For people who enjoy boondocking away from it all, a lot can go into the decision on where to set up your rig. Where is the ideal view? Is the site flat? Where is the closest fishing hole? But many people don’t think about the overall safety of their chosen campsite until it is too late.
As a family with both a wildland firefighter/emergency responder and a background in geologic hazards, we often spend HOURS finding a spot that we are reasonably sure won’t kill us in our sleep. Here are some helpful tips to keep in mind.
Fires can start from natural causes, such as a lightning strike, or more often from human causes. They often create their own winds that can push a fire front along at high speeds. Spot fires from airborne embers can ignite and quickly surround your site in flames. Know basic fire behavior (generally travels uphill and downwind) and keep that in mind when choosing a location.
Before you head out, check on the wildfire conditions and restrictions for the area where you will be camping. You can check on active fires in the area on InciWeb. Select a camping spot that has minimal vegetation and no overhanging tree branches, and clear away dead flammable debris. Be watchful for signs of fire (smoke, orange glow, visible flames). For an interesting book about the Glenwood Springs, Colorado Storm King wildfire disaster, check out “Fire On the Mountain” by John MacLean.
Flash floods and debris flows
The flash flood that killed ten people in Arizona highlights how dangerous and unpredictable rainstorms can become, even far away from your location, particularly if an area has been previously burned. Often, people want to camp on flatter surfaces that can be found at the mouths of canyons where seemingly innocent creeks trickle by, but those flat surfaces were put there from past flood events.

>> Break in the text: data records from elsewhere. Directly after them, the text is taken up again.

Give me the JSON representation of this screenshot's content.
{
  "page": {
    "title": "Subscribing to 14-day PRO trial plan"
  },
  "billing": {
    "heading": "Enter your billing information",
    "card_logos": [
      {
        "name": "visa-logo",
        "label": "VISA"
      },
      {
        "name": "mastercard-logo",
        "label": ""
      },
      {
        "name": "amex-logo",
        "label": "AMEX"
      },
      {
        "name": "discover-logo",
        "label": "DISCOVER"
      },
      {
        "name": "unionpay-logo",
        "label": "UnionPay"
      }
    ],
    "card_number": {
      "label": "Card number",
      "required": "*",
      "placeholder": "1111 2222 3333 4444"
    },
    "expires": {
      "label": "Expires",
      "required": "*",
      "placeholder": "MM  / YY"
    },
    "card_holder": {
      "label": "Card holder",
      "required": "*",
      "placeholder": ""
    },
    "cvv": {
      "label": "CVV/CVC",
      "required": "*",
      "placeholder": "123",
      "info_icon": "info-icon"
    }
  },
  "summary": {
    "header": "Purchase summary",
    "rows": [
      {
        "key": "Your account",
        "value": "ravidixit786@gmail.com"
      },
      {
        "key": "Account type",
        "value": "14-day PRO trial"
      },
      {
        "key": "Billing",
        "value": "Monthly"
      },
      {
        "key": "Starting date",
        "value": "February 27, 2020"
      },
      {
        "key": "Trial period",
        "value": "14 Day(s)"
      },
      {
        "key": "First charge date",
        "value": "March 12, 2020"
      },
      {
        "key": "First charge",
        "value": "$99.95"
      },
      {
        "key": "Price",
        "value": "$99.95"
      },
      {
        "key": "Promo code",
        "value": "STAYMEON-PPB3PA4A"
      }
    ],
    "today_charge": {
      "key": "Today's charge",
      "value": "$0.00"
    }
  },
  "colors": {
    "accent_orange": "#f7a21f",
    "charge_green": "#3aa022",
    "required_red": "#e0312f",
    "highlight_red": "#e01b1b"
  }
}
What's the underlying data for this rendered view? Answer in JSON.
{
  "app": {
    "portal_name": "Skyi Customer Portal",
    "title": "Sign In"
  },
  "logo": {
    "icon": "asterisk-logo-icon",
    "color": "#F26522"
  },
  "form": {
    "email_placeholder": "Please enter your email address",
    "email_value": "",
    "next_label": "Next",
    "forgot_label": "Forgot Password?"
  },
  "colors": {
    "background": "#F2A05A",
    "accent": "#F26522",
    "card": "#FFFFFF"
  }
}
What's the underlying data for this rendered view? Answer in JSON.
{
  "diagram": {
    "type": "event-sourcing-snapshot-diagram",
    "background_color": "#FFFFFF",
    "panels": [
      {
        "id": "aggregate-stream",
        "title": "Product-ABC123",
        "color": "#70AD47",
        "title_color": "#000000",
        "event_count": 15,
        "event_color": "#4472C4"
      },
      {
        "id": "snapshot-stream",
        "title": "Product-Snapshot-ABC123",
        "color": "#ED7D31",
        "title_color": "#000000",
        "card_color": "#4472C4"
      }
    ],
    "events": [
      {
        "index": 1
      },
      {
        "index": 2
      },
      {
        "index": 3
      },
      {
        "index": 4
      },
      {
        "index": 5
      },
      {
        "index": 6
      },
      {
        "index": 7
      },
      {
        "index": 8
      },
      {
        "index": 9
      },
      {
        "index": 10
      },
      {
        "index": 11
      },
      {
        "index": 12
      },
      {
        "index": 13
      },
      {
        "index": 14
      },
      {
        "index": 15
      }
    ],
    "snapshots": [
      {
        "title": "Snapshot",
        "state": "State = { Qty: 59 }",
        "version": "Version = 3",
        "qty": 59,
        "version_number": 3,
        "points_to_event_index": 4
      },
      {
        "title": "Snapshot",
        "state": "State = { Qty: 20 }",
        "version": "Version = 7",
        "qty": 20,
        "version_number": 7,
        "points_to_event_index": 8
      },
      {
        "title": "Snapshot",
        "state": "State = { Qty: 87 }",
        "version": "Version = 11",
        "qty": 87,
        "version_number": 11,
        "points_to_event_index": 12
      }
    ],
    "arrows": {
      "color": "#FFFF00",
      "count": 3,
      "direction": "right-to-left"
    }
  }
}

Upstream rains draining to narrow channels can quickly gain a lot of energy. That energy picks up rocks, mud, trees, and debris along the way, sending a thick slurry of deadly material rushing downstream.
If the floodwaters don’t get you, the debris being carried in them certainly can. Avoid camping in drainages (even dry ones), at the mouths of canyons, or in low areas where water may accumulate; and be very aware of the weather upstream from your location.
If you notice that the site you want to camp at has a bunch of large boulders laying around, look up! Is there a cliff or an outcropping of rock above you?
Chances are that those boulders laying around fell (or rolled) there from somewhere. Avoid camping under cliffs, exposed rock faces, or talus slopes. Keep in mind that rocks can bounce and roll down a slope quite a distance.
In the US, lightning strikes are second only to floods for weather-related deaths, killing on average 40-50 people each year. Be on the lookout for lightning when storms begin to build, even if there is no rainfall. Lightning can strike 10 miles away from the thunderhead. The safest place to be during a storm is inside a hard-topped vehicle.
To best hedge your bets against a lightning strike, choose a campsite that is not below a solitary tree, in a wide-open area, or exposed on a ridge or elevated surface. Stay out of pit toilets and open-topped vehicles as they offer no protection from a strike. Wait a good 30 minutes after the storm before heading back outside.
Any time you are boondocking, know how to get out quickly if you need to evacuate. Have at least two drivable routes in mind in the event that one is blocked or impassable.
Park in such a way that you can leave your campsite quickly if needed. Some families practice RV fire drills or emergency situations so everyone knows what to do and where to go before an emergency happens. Planning ahead of time can make your stay more relaxing when you arrive.